As an online software company, we've been fortunate to have fairly low expenses. Our current monthly expenses are as follows:
- Google Cloud Platform – $600/month
- Advertising – $10,000/month
- Miscellaneous (Adobe Creative Cloud, Vimeo Premium, etc.) – $115/month
- Stripe – $500/month (note that Stripe operates more like a tax, since its cost is proportional to our revenue)
The only two costs that we anticipate will increase significantly in time are advertising costs and of course, Stripe costs.

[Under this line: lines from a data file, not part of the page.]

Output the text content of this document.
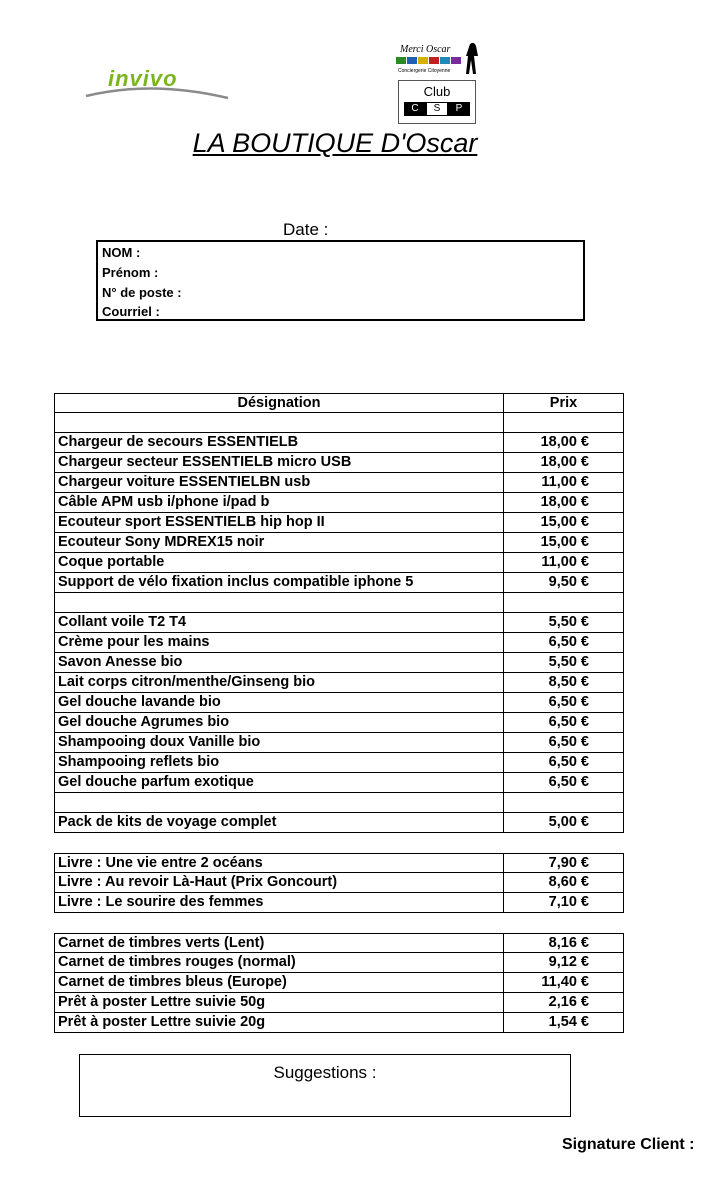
invivo
Merci Oscar
Conciergerie Citoyenne
Club
C	S	P
LA BOUTIQUE D'Oscar
Date :
NOM :
Prénom :
N° de poste :
Courriel :
Désignation	Prix
Chargeur de secours ESSENTIELB	18,00 €
Chargeur secteur ESSENTIELB micro USB	18,00 €
Chargeur voiture ESSENTIELBN usb	11,00 €
Câble APM usb i/phone i/pad b	18,00 €
Ecouteur sport ESSENTIELB hip hop II	15,00 €
Ecouteur Sony MDREX15 noir	15,00 €
Coque portable	11,00 €
Support de vélo fixation inclus compatible iphone 5	9,50 €
Collant voile T2 T4	5,50 €
Crème pour les mains	6,50 €
Savon Anesse bio	5,50 €
Lait corps citron/menthe/Ginseng bio	8,50 €
Gel douche lavande bio	6,50 €
Gel douche Agrumes bio	6,50 €
Shampooing doux Vanille bio	6,50 €
Shampooing reflets bio	6,50 €
Gel douche parfum exotique	6,50 €
Pack de kits de voyage complet	5,00 €
Livre : Une vie entre 2 océans	7,90 €
Livre : Au revoir Là-Haut (Prix Goncourt)	8,60 €
Livre : Le sourire des femmes	7,10 €
Carnet de timbres verts (Lent)	8,16 €
Carnet de timbres rouges (normal)	9,12 €
Carnet de timbres bleus (Europe)	11,40 €
Prêt à poster Lettre suivie 50g	2,16 €
Prêt à poster Lettre suivie 20g	1,54 €
Suggestions :
Signature Client :
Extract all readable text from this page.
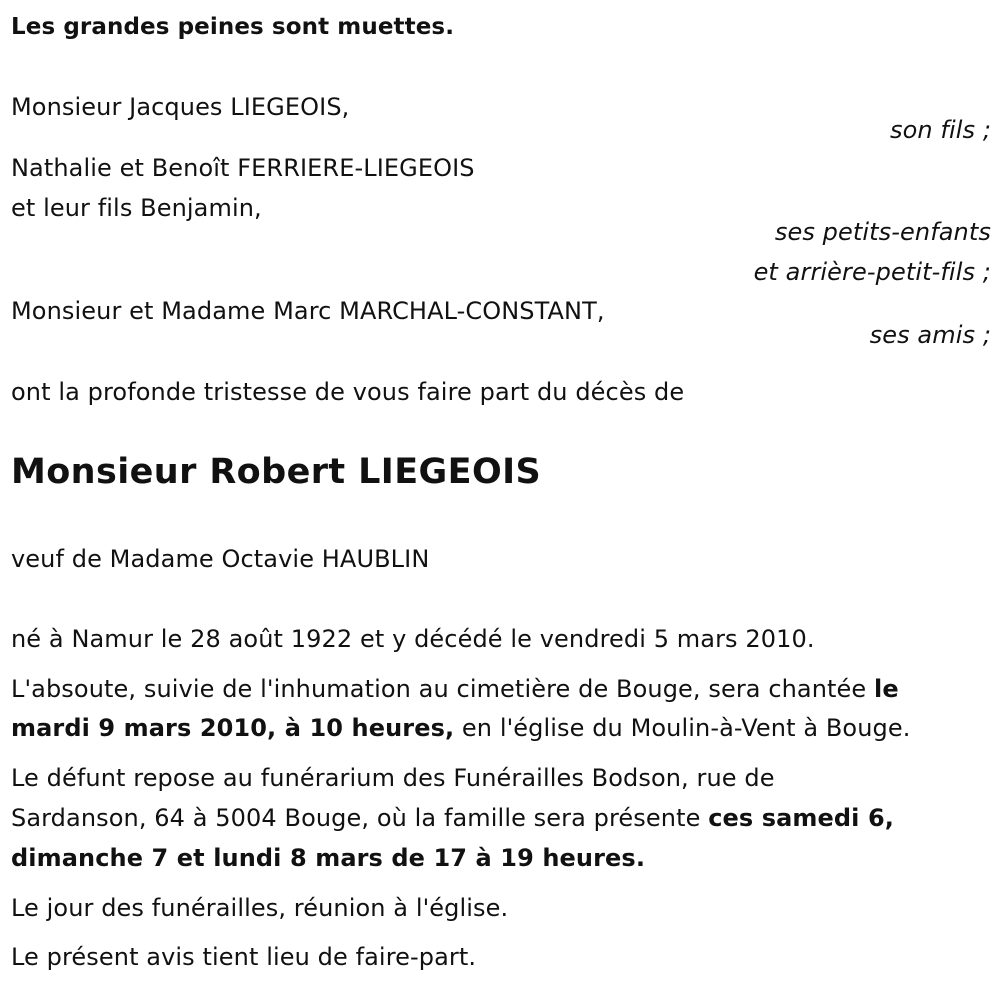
Les grandes peines sont muettes.
Monsieur Jacques LIEGEOIS,
son fils ;
Nathalie et Benoît FERRIERE-LIEGEOIS
et leur fils Benjamin,
ses petits-enfants
et arrière-petit-fils ;
Monsieur et Madame Marc MARCHAL-CONSTANT,
ses amis ;
ont la profonde tristesse de vous faire part du décès de
Monsieur Robert LIEGEOIS
veuf de Madame Octavie HAUBLIN
né à Namur le 28 août 1922 et y décédé le vendredi 5 mars 2010.
L'absoute, suivie de l'inhumation au cimetière de Bouge, sera chantée le
mardi 9 mars 2010, à 10 heures, en l'église du Moulin-à-Vent à Bouge.
Le défunt repose au funérarium des Funérailles Bodson, rue de
Sardanson, 64 à 5004 Bouge, où la famille sera présente ces samedi 6,
dimanche 7 et lundi 8 mars de 17 à 19 heures.
Le jour des funérailles, réunion à l'église.
Le présent avis tient lieu de faire-part.
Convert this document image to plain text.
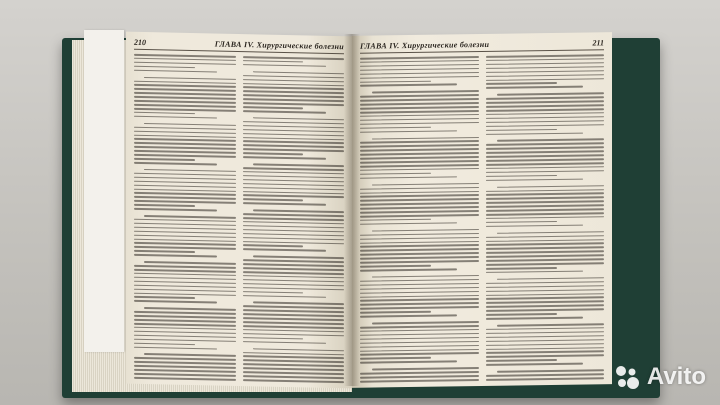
210	ГЛАВА IV. Хирургические болезни ГЛАВА IV. Хирургические болезни	211
Avito
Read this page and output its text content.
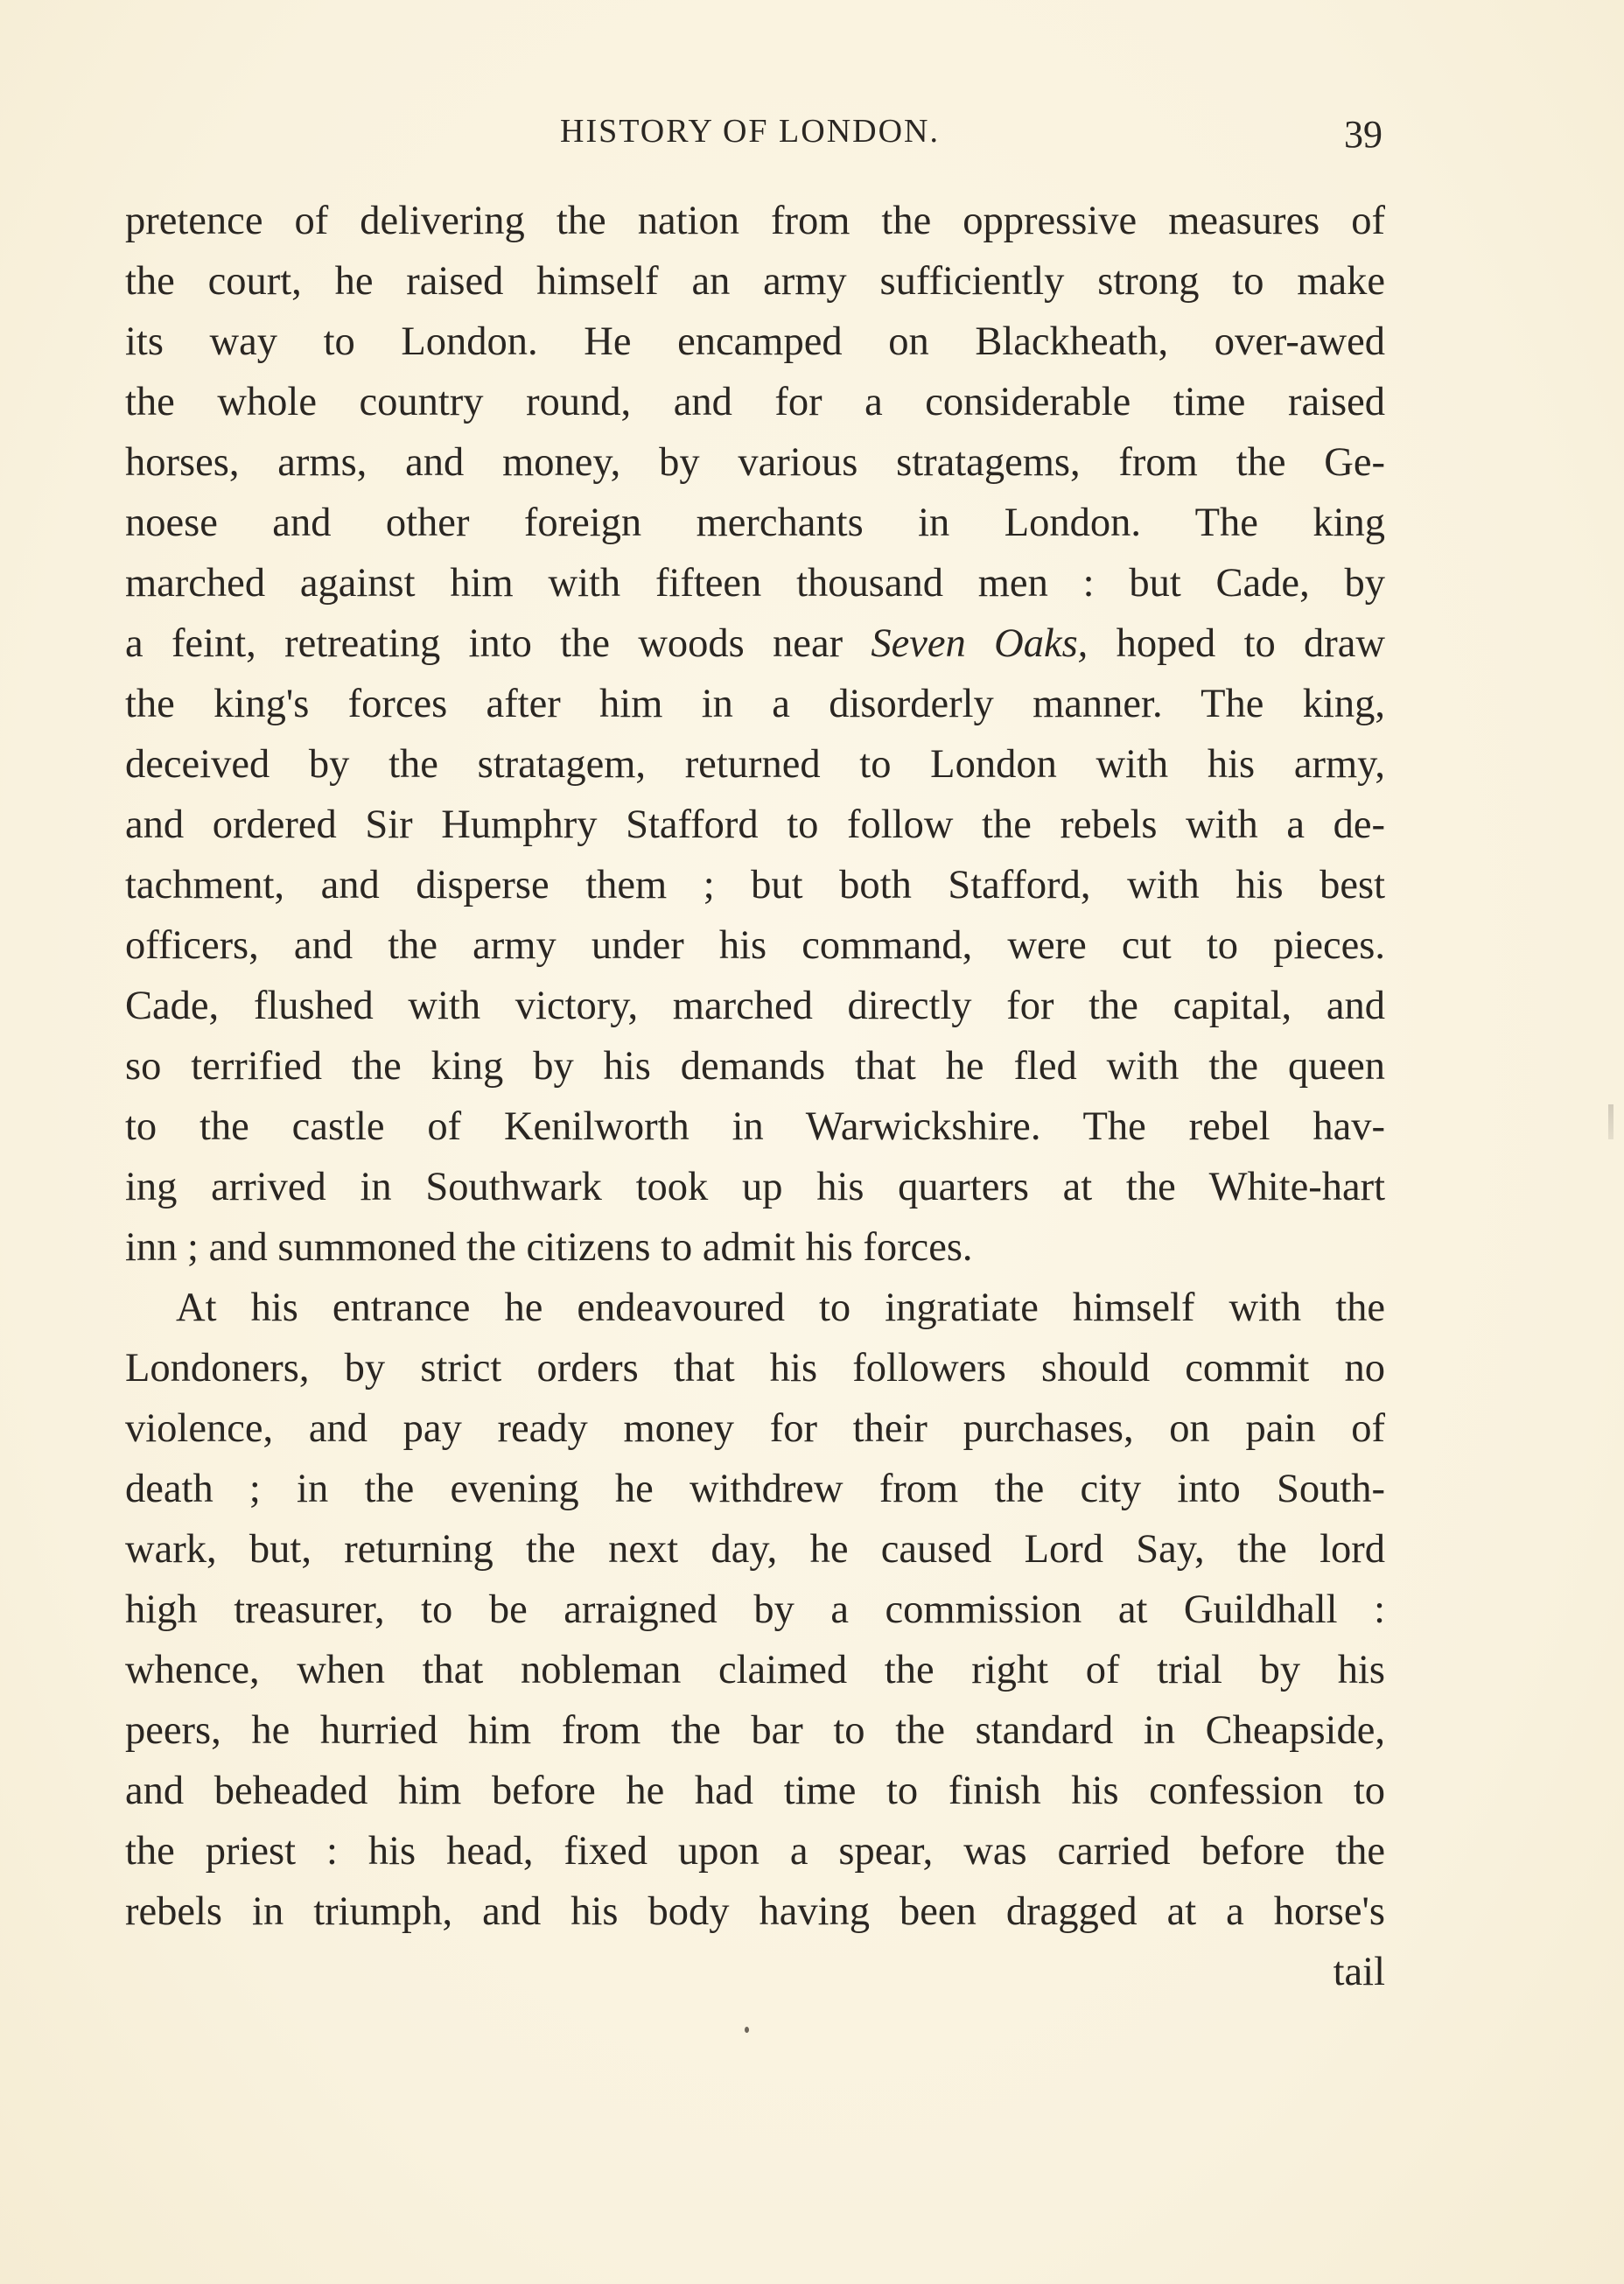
HISTORY OF LONDON.	39
pretence of delivering the nation from the oppressive measures of
the court, he raised himself an army sufficiently strong to make
its way to London. He encamped on Blackheath, over-awed
the whole country round, and for a considerable time raised
horses, arms, and money, by various stratagems, from the Ge-
noese and other foreign merchants in London. The king
marched against him with fifteen thousand men : but Cade, by
a feint, retreating into the woods near Seven Oaks, hoped to draw
the king's forces after him in a disorderly manner. The king,
deceived by the stratagem, returned to London with his army,
and ordered Sir Humphry Stafford to follow the rebels with a de-
tachment, and disperse them ; but both Stafford, with his best
officers, and the army under his command, were cut to pieces.
Cade, flushed with victory, marched directly for the capital, and
so terrified the king by his demands that he fled with the queen
to the castle of Kenilworth in Warwickshire. The rebel hav-
ing arrived in Southwark took up his quarters at the White-hart
inn ; and summoned the citizens to admit his forces.
At his entrance he endeavoured to ingratiate himself with the
Londoners, by strict orders that his followers should commit no
violence, and pay ready money for their purchases, on pain of
death ; in the evening he withdrew from the city into South-
wark, but, returning the next day, he caused Lord Say, the lord
high treasurer, to be arraigned by a commission at Guildhall :
whence, when that nobleman claimed the right of trial by his
peers, he hurried him from the bar to the standard in Cheapside,
and beheaded him before he had time to finish his confession to
the priest : his head, fixed upon a spear, was carried before the
rebels in triumph, and his body having been dragged at a horse's
tail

When we developed our product, we optimized for simplicity and cost minimization. Simplicity meant outsourcing certain complex features like our payment-processing and authentication services. We use Stripe for the former and Google OAuth, Facebook Login, and Github OAuth for the latter. Cost minimization meant implementing our own version of features when it made financial sense to do so. For instance, we built our own code-execution and an in-house continuous integration tool because we had the necessary expertise and because it saved — and continues to save — us a lot of money.
Our gross monthly revenue has naturally followed the same growth as our sales, with April 2019 being our best month to date at $40,000/month. Note that we experimented with our price a bit throughout the months, which explains some potentially puzzling figures.
What are your goals for the future?
Our main goal moving forward is to continue growing our user base.
An avenue that we're considering is to potentially partner with various coding bootcamps, where students lack the algorithms and data structures preparation and knowledge required for tech interviews. Ideally we'd like to actually incorporate AlgoExpert in their curriculum. We're also exploring the possibility of teaming up with the creators of popular programming-interview-prep books and other online platforms.
Ultimately, as mentioned above, our primary objective and challenge going forward are one and the same: to expand our market and to get our product in the hands of thousands of users.
What are some lessons you've learned?
Building out AlgoExpert over the past year has been incredibly rewarding and has taught us some invaluable lessons. The two that stand out to me the most are:
1. Your company's founding team is indescribably important.
- You need to have a strong relationship that's based on trust and open communication (if this sounds like marriage advice, it's because a founding team is very much like a marriage). My co-founder Antoine and I are incredibly fortunate to have such a strong relationship, which has allowed us to build AlgoExpert completely remotely (I'm based in New York City, whereas he's based in Silicon Valley) with virtually no problems or friction. Without trust and communication, we would have had a tremendously difficult time accomplishing this.
- You need to have complementary skill sets. My frontend skills and product management tendencies meshed perfectly with Antoine's expertise in developing robust APIs and scalable infrastructure. Had our skills overlapped too much, we might not have been able to create every part of our business.
2. You have to put in the work.
It's very easy to come up with cool ideas, to fantasize about what they could look like, to tell people about them, but never to materialize them, especially when you have a full-time job. If you truly want to launch a business, you have to pour your heart and soul into it, and that involves a lot of hard, sustained work.